Common telomerase reverse transcriptase promoter mutations in hepatocellular carcinomas from different geographical locations
- PMID: 25574106
- PMCID: PMC4284350
- DOI: 10.3748/wjg.v21.i1.311
Common telomerase reverse transcriptase promoter mutations in hepatocellular carcinomas from different geographical locations
Abstract
Aim: To determine the mutation status of human telomerase reverse transcriptase gene (TERT) promoter region in hepatocellular carcinoma (HCC) from different geographical regions.
Methods: We analyzed the genomic DNA sequences of 59 HCC samples comprising 15 cell lines and 44 primary tumors, collected from patients living in Asia, Europe and Africa. We amplified a 474 bp DNA fragment of the promoter region of TERT gene including the 1295228 and 1295250 sequence of chromosome 5 by using PCR. Amplicons were then sequenced by Sanger technique and the sequence data were analyzed with by using DNADynamo software in comparison with wild type TERT gene sequence as a reference.
Results: The TERT mutations were found highly frequent in HCC. Eight of the fifteen tested cell lines displayed C228T mutation, and one had C250T mutation with a mutation frequency up to 60%. All of the mutations were heterozygous and mutually exclusive. Ten out of forty-four tumors displayed C228T mutation, and additional five tumors had C250T mutation providing evidence for mutation frequency of 34% in primary tumors. Considering the geographic origins of HCC tumors tested, TERT promoter mutation frequencies were higher in African (53%), when compared to non-African (24%) tumors (P = 0.056). There was also a weak inverse correlation between TERT promoter mutations and murine double minute 2 single nucleotide polymorphism 309 TG polymorphism (P = 0.058). Mutation frequency was nearly two times higher in established HCC cell lines (60%) compared to the primary tumors (34%).

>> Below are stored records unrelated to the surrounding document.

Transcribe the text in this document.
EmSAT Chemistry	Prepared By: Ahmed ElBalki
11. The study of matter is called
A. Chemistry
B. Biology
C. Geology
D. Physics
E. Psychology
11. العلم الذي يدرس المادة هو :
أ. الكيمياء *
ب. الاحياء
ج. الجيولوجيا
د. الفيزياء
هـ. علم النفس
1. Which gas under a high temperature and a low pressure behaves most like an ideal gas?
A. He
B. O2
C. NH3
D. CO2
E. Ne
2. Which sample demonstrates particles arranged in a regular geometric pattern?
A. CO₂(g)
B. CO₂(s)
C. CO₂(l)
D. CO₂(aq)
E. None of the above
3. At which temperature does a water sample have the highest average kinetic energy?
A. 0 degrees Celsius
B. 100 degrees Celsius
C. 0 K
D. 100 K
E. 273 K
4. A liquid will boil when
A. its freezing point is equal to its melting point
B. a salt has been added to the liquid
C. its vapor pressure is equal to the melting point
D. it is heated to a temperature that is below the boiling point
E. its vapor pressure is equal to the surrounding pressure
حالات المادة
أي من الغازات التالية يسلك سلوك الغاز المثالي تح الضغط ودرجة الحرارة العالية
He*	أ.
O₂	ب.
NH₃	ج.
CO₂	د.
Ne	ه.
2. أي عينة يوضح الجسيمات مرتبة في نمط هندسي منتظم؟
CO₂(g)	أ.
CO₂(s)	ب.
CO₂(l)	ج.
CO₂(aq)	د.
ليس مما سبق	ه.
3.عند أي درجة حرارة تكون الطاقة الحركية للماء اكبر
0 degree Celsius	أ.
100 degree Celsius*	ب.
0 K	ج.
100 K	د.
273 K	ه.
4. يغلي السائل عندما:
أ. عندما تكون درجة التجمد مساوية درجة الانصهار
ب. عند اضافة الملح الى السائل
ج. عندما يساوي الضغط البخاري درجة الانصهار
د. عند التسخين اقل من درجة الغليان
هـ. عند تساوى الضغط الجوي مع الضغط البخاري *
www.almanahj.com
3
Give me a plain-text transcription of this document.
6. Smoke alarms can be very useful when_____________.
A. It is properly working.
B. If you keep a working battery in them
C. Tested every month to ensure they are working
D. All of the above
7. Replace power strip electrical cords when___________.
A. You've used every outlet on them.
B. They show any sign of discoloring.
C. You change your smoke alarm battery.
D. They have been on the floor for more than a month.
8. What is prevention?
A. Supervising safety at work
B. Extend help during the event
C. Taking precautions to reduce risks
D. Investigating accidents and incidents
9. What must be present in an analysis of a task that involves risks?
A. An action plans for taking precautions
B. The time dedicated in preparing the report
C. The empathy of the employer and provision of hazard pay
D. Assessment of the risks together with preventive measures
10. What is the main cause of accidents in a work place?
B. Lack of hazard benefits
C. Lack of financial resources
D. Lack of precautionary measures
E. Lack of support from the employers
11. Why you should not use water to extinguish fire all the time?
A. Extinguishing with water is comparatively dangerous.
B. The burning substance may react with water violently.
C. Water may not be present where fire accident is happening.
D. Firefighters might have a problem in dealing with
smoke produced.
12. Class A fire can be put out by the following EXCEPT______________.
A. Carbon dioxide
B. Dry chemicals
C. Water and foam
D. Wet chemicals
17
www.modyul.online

Conclusion: TERT promoter is one of most frequent mutational targets in liver cancer, and hepatocellular carcinogenesis is highly associated with the loss of telomere-dependent cellular senescence control.
Keywords: Cellular immortality; Hepatocellular carcinoma; Liver cancer; Promoter mutation; Telomerase reverse transcriptase; Telomerase reverse transcriptase gene.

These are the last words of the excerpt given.